At this point I concluded that what I had installed was a very simple Botnet client. I left it running for several hours, but didn’t notice any further activity. Surprised that the system hadn’t become an active Bot, I opened mIRC and manually connected to several of the servers listed in the Servers.ini file, but none of them had mp3-w4r3z or mp3-download channels, so they had either been shut down or hadn’t been configured, yet.
A few days later I received a similar email, but this time Microsoft’s spam server had stripped the contents and indicated that what I had installed was Trojan-Spy.HTML.Pcard.w, but an Internet search for more information didn’t yield anything meaningful.
I’m left wondering how successfully this type of lure brings users into a Bot herder’s web. There are numerous warnings that something funny is going on, from the lack of personalization to being asked to run a program and open a port in the firewall (and on Windows Vista there’s an additional UAC elevation prompt to give administrative privileges to Postcard.jpg.exe). The fact that this Bot herder didn’t bother with more sophistication leads me to believe that it’s still unnecessary: enough people ignore the warnings.

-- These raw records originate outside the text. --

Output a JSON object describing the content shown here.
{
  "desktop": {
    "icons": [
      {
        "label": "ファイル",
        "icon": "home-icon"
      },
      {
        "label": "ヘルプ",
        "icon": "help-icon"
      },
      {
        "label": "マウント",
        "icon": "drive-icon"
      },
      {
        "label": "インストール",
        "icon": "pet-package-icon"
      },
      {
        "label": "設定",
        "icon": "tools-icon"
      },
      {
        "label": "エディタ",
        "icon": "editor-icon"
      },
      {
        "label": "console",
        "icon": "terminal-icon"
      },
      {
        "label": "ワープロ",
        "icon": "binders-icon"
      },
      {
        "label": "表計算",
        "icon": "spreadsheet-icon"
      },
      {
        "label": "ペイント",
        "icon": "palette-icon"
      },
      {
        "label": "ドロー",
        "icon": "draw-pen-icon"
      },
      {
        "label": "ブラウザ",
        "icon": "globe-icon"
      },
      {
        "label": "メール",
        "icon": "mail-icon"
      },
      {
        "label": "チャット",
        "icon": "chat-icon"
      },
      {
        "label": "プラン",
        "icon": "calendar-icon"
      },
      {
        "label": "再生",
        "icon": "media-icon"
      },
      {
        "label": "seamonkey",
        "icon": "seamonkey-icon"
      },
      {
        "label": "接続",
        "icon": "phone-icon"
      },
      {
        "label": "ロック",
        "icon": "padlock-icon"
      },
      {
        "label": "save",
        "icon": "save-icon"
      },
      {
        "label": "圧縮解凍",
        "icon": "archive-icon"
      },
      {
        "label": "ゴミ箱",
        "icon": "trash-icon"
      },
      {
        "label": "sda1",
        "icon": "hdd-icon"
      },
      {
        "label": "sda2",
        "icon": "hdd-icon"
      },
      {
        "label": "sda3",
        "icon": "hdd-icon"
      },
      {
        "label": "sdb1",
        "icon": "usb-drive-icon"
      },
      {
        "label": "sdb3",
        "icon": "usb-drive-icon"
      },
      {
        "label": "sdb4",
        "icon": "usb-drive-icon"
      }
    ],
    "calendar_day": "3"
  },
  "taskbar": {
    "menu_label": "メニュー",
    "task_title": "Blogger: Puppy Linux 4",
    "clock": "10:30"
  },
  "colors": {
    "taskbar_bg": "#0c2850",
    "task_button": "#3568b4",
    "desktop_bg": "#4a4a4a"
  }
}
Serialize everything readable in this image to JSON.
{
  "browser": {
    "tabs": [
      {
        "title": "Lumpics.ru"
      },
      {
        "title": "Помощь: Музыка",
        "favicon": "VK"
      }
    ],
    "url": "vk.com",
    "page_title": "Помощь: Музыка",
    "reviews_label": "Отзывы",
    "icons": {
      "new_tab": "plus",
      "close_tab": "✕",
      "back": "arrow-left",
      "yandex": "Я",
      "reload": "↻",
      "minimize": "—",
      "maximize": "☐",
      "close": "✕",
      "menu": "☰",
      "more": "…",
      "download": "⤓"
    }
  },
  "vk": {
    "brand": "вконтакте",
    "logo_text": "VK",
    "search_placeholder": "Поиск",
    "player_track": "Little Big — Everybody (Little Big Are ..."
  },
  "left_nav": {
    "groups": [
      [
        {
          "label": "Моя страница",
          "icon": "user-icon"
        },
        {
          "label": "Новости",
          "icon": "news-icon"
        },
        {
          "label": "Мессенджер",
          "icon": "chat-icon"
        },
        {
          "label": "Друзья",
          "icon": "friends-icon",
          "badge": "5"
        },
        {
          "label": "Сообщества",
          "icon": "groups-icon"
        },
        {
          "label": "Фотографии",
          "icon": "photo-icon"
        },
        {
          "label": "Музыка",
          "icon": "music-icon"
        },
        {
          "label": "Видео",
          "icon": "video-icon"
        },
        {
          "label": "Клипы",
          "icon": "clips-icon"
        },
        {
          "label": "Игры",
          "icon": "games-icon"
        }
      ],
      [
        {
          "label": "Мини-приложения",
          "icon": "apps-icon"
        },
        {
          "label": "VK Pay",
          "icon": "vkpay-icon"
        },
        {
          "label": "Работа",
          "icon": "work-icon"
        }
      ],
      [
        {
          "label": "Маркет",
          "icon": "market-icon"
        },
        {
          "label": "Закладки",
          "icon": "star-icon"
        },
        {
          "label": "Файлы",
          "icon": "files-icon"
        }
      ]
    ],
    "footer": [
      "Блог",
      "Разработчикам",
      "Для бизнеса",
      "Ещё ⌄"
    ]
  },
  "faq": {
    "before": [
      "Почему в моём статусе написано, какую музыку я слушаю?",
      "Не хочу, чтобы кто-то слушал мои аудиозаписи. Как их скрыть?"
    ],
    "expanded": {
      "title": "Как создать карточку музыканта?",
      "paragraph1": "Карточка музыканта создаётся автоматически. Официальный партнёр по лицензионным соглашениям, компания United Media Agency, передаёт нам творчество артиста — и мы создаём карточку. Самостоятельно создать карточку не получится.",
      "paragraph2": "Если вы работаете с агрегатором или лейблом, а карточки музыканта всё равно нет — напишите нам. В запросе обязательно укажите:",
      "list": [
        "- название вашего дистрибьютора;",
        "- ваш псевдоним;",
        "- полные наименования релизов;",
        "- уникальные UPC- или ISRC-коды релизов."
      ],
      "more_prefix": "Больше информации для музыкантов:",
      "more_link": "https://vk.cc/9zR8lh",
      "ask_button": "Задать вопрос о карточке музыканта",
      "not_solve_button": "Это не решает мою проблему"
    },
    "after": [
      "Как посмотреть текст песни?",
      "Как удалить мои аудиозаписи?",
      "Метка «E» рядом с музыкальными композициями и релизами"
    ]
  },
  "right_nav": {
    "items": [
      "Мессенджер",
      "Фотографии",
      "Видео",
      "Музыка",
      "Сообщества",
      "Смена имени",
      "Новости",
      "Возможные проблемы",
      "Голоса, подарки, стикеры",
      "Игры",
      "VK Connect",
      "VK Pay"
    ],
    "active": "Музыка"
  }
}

Users will get more wary, however, so we’re in store for craftier attacks that will fool even paranoid users. Other spam and virus emails I’ve received address me as Mark, which I assume they get from my old firstname.lastname@example.org address, but there are other tricks for guessing or even obtaining a user’s name, like contact harvesting. Exploits of zero-day and unpatched vulnerabilities can deliver malware without user interaction, and malware can use communications techniques, like proxy servers, http traffic, or outbound-initiated bidirectional connections, to avoid causing firewall popups.
Windows Vista’s UAC and Protected Mode IE can help mitigate attacks, but adoption will take time and even these technologies give malware a lot of room to play. There’s work going on at Microsoft to address these threats, but there’s no silver bullet. The fight against malware continues.